Cession de foncier par une collectivité territoriale

 

Les collectivités locales ont la possibilité de céder du foncier, qu’il appartienne à son domaine public ou à son domaine privé, en vue d’une opération d’aménagement ou de construction à une personne publique ou privée. Elle doit cependant respecter une procédure bien définie.

Objet :
Le foncier (bâti ou non) des collectivités locales relève soit du domaine public soit de son domaine privé. La procédure des cessions est différente dans ces deux cas :

  • Les biens relevant du domaine public  : Les cessions des biens relevant du domaine public des collectivités territoriales sont normalement illégales, le domaine public étant inaliénable et imprescriptible. Toutefois, le code général de la propriété des personnes publiques (CG3P), dans un souci de simplification de la gestion des biens publics, a prévu une dérogation à ce principe. Dans ce cas, la collectivité territoriale devra, pour céder un bien, le déclasser préalablement, afin de l’incorporer dans son domaine privé. Les dispositions des articles L. 3111-1 et suivants du CG3P autorisent par dérogation au principe d’inaliénabilité du domaine public évoqué précédemment, les cessions et les échanges de propriétés publiques relevant du domaine public entre personnes publiques, sans déclassement préalable. Ces mesures sont de nature à permettre une simplification des cessions de biens entre les collectivités territoriales et leurs groupements, notamment dans le cadre de l’intercommunalité.
  • Les biens relevant du domaine privé : Le domaine privé communal est soumis à un régime de droit privé. Dès lors, les biens qui le constituent sont aliénables et prescriptibles. Le conseil municipal délibère sur la gestion des biens et les opérations immobilières effectuées par la commune. […] Toute cession d’immeubles ou de droits réels immobiliers par une commune de plus de 2000 habitants donne lieu à délibération motivée du conseil municipal portant sur les conditions de la vente et ses caractéristiques essentielles. Le conseil municipal délibère au vu de l’avis du service des domaines. Le maire est chargé d’exécuter les décisions du conseil municipal, notamment en matière de vente et d’échange.

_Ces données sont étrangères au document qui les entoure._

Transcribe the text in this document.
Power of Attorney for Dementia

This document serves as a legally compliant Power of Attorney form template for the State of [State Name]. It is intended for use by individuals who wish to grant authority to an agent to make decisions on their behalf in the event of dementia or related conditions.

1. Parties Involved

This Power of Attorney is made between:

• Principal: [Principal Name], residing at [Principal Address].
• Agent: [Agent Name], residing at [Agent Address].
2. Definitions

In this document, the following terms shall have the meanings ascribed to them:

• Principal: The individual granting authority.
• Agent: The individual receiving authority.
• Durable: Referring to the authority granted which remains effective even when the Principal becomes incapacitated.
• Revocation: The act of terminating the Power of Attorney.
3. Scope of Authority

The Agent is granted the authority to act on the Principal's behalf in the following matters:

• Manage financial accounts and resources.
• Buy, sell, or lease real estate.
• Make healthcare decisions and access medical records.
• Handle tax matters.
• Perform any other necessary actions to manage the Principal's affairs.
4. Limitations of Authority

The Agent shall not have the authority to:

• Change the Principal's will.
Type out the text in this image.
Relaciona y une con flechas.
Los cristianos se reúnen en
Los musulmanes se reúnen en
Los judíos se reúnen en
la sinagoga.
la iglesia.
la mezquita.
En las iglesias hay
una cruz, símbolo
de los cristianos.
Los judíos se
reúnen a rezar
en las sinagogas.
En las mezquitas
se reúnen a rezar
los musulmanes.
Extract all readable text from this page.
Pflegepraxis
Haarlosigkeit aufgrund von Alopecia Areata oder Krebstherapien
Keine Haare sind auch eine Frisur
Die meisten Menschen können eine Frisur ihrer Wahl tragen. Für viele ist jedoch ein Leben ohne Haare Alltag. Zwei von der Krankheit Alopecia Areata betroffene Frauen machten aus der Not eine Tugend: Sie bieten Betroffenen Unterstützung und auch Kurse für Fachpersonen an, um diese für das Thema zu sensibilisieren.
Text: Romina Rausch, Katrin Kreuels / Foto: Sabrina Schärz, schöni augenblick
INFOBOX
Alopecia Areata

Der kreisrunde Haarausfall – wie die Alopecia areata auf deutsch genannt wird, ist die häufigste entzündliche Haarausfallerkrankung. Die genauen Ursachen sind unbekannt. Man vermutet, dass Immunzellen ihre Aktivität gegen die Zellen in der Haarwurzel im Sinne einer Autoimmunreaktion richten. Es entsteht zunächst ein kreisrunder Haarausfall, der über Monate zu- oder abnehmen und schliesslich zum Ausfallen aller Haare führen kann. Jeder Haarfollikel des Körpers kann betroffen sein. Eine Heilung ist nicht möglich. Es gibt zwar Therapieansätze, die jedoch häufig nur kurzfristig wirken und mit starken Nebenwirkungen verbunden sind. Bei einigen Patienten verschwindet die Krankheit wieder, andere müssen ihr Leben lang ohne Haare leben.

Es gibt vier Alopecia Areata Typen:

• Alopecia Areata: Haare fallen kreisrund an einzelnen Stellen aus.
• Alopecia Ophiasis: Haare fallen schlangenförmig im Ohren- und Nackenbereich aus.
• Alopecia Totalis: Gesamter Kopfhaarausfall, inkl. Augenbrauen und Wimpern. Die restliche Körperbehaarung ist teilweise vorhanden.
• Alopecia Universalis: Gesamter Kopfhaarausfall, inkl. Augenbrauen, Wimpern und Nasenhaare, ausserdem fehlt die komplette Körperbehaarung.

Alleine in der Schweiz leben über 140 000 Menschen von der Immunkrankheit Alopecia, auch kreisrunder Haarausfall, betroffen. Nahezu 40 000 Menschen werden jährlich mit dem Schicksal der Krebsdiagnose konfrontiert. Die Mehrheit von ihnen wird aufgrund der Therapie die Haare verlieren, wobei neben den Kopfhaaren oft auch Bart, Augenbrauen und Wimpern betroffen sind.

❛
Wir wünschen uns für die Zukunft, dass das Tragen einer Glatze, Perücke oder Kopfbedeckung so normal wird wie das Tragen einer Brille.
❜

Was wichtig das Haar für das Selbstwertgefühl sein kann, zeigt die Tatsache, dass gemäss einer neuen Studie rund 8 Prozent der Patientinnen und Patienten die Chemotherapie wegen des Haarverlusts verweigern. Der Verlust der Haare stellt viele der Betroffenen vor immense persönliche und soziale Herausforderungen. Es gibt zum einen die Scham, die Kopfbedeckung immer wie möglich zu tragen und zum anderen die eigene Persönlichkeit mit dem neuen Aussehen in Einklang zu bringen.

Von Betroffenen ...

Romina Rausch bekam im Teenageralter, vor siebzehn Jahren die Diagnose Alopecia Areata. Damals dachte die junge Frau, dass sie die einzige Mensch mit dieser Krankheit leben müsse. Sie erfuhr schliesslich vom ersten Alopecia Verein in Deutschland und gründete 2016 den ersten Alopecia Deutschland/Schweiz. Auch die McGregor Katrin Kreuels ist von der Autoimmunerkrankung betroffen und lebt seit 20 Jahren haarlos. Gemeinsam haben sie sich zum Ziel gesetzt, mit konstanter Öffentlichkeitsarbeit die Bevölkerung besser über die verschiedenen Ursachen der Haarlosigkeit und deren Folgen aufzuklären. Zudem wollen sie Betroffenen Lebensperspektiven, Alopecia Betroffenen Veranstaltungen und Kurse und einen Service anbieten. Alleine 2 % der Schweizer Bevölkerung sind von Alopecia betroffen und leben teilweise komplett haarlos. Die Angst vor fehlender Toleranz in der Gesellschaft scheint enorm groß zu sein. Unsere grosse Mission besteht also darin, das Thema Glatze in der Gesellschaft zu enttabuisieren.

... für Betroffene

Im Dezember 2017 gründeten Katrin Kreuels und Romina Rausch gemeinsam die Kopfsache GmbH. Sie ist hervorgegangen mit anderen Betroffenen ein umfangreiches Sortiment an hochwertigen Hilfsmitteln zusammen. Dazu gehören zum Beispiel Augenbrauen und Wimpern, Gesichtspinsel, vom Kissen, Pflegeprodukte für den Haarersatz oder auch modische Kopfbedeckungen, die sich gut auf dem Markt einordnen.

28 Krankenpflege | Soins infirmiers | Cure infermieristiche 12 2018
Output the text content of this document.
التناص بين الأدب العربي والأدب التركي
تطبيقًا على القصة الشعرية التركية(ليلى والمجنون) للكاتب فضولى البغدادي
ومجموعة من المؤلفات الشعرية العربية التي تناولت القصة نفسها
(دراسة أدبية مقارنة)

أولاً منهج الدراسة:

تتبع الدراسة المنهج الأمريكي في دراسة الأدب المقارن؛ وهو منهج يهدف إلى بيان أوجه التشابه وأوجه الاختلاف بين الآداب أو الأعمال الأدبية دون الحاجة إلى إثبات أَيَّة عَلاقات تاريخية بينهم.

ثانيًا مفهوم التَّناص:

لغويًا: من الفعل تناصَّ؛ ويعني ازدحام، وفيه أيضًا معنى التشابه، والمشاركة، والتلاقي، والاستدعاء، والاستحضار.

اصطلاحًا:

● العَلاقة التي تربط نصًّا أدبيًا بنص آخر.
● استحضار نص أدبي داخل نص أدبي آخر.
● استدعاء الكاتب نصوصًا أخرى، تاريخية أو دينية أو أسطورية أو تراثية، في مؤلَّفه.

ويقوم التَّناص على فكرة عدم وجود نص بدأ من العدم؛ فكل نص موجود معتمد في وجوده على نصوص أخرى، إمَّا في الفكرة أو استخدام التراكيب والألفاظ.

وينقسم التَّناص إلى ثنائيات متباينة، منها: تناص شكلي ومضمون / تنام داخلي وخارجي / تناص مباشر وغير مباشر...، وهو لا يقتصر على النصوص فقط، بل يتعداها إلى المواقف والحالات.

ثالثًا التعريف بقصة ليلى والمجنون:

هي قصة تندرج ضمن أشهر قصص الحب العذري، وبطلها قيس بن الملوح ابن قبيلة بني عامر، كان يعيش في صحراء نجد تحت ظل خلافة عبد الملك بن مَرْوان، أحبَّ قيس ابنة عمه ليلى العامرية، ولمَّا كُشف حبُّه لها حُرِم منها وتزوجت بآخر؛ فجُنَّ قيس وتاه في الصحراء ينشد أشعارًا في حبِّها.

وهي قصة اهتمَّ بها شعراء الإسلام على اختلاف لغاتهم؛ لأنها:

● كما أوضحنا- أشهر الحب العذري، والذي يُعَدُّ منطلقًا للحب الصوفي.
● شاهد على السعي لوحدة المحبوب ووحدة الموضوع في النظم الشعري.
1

La valeur vénale de référence est fixée par le service des domaines. Dans certains cas, la collectivité territoriale ou le groupement intéressé peut également recourir à un expert choisi parmi les personnes présentant toutes les garanties d’indépendance, jouissant d’une parfaite honorabilité et possédant la compétence nécessaire en matière d’évaluation de terrains ou de bâtiments en raison de leur formation ou de l’expérience acquise dans l’exercice de leur profession ainsi qu’une connaissance du marché local.

La valeur vénale de référence est déterminée, préalablement aux négociations précédant la vente, sur la base d’indicateurs du marché et de critères d’évaluation communément acceptés. Lorsque les terrains ou les bâtiments sont acquis et revendus en l’état, la valeur vénale de référence ne peut être fixée, dans le délai de trois ans à compter de leur acquisition, à un montant inférieur à celui du prix payé par la collectivité publique ou le groupement pour leur acquisition, sauf dans le cas où une baisse générale de la valeur des biens immobiliers comparables est expressément constatée sur le marché considéré par le service des domaines ou l’expert.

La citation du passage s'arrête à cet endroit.